Immediately following the attacks of September 11, 2001, the entire nation went to DEFCON 1 for both physical and cyber security. Acknowledging that the freedoms enjoyed by our society—to travel, to communicate, to socialize—not only left us vulnerable but also facilitated the planning of the attacks, government and law enforcement agencies took a closer look at aspects of everyday life in a way they had never done before. It has been a tightrope walk, with the necessity to increase security on one side and the responsibility to protect citizens’ rights on the other.
Following the attacks, with the visions of burning buildings and destroyed lives fresh in our mind’s eye, we were at a state of high alert that continued for months.

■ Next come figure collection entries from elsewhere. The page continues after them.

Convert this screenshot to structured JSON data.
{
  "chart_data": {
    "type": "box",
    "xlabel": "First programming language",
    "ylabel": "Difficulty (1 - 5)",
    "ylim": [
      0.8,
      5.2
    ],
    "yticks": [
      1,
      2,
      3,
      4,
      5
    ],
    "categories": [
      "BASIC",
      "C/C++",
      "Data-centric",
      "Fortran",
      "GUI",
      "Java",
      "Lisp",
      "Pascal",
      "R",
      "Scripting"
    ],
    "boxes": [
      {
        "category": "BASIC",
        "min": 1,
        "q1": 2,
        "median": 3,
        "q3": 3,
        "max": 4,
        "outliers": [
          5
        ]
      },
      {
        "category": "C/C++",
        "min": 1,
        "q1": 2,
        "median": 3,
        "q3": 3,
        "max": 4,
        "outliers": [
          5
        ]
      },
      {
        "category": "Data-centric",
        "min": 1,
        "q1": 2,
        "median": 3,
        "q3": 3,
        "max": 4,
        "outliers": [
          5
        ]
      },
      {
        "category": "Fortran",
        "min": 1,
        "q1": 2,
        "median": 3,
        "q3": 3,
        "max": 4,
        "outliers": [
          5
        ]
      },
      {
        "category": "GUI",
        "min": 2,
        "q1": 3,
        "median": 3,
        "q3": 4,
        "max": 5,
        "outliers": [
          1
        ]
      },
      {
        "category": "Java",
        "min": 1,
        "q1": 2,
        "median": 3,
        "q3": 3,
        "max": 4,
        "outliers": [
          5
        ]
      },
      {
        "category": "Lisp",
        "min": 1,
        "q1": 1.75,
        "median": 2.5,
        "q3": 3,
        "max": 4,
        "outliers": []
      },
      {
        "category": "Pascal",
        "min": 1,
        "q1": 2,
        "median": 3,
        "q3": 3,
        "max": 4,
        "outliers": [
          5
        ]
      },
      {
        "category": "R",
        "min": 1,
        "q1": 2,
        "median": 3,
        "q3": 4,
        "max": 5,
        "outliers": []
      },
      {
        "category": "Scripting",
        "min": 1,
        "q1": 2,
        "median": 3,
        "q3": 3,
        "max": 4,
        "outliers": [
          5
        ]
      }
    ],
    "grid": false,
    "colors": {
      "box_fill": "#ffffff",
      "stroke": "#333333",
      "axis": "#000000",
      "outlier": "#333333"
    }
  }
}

Government agencies and corporations, always security conscious about their information systems, pondered the impact a cyberattack could have on their organizations. They realized that losing the information systems they had grown so dependent on could have devastating consequences.
Industry answered the call for security solutions. Whether technologies that verify identity for physical and computer access or collaborative tools to help coordinate intelligence, the capabilities that have sprung forth from businesses have been nothing less than remarkable. The dedication that these professionals, many of them AFCEANs, have shown in securing our nation and our networks demonstrates that many people realize that our nation is at war, and not just in the desert.

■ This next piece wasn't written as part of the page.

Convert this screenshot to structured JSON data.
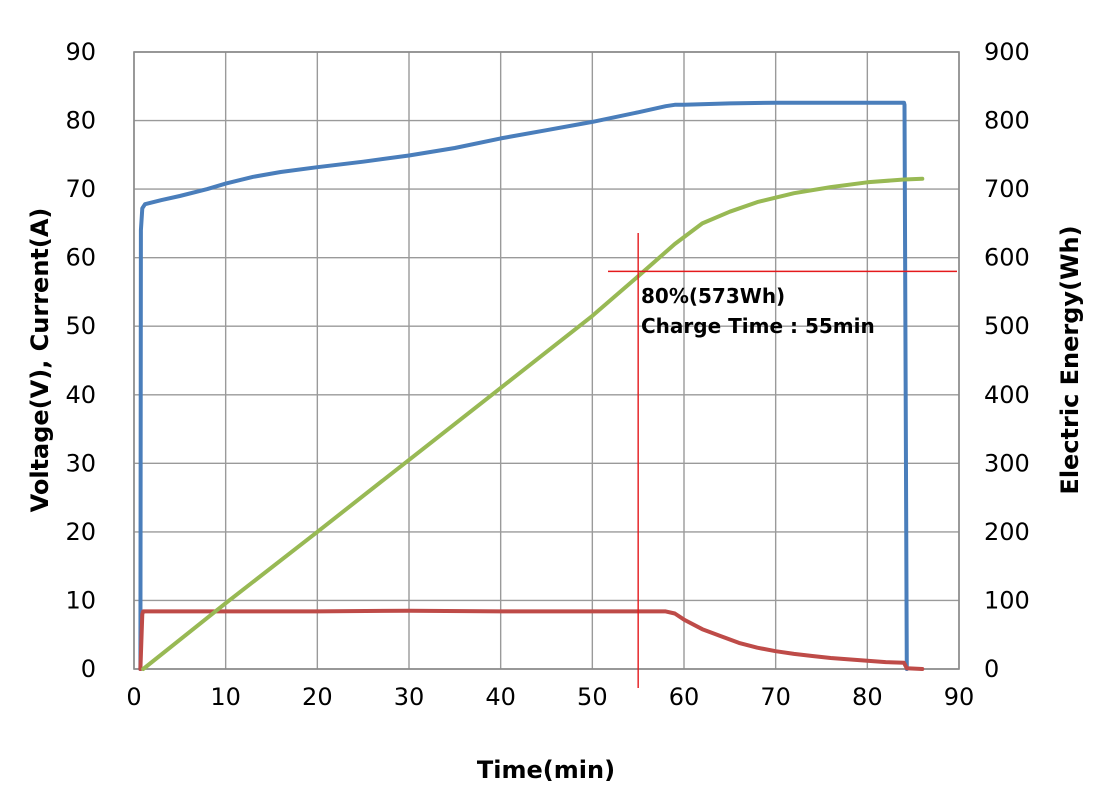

The government continues to remind citizens that dangers still exist and the commercial sector has created new security tools, but it is time to take the next step. Threat awareness and weapons of defense are ineffective without action. In cyberspace, we have become content with firewalls and passwords, rarely preparing for the consequences of a cyberattack or the efforts involved in reconstituting data and systems. If organizations are not careful, they will leave themselves open to a catastrophic event that will reawaken them to the security requirements that should be enforced daily.
The U.S. Defense Department knows the value of preparation and persistent vigilance. For many years, the department has conducted training and exercises. Most recently, with the aid of networking technologies developed by industry, the armed forces have engaged in war games that test readiness and yield valuable lessons. Over the past decade, the military has learned about best practices from industry. Now, it is time for the commercial sector to take a lesson from the military.
Because industry is as important as military strength to the security of the United States and the world, it is imperative that protecting the systems on which businesses have come to rely is a top priority. Every company, large or small, should consider setting aside the time and resources to conduct “war games” or drills that test the security of their systems. These events can determine the impact that a cyberattack would have on commerce and reveal what it would take to restore things to normal after an attack.
For its part, AFCEA is prepared to help companies with this very important activity. This month, Rear Adm. Paul E. Tobin, USN (Ret.), executive director and vice president of AFCEA’s Educational Foundation, has been tasked with developing a course that will teach firms how to conduct these cyberattack readiness trials. This class will include network defense, attack response and data reconstitution. Initially, the course will be designed to tackle the special challenges small businesses face. Once refined, however, it may evolve to help medium and large organizations as well.
Through war games, the services examine all aspects of engaging the enemy—from protecting the forces to defeating the adversary to improving tactics. Industry must equally prepare. Security efforts can only be effective if they fuse people, policy, purpose and power. Personnel must be trained, and policies must be developed and enforced. The purpose must be well defined, and courts must have the authority to hold cybercriminals accountable. Neither physical nor cyber security can be assured unless all of these elements are developed and rehearsed. Preparation and practice offer the best means to do this.
Edmund Burke said, “The only thing necessary for the triumph of evil is for good men to do nothing.” Protecting and defending networks requires action. AFCEA’s next action step is to offer a course to aid in self-assessment through war gaming.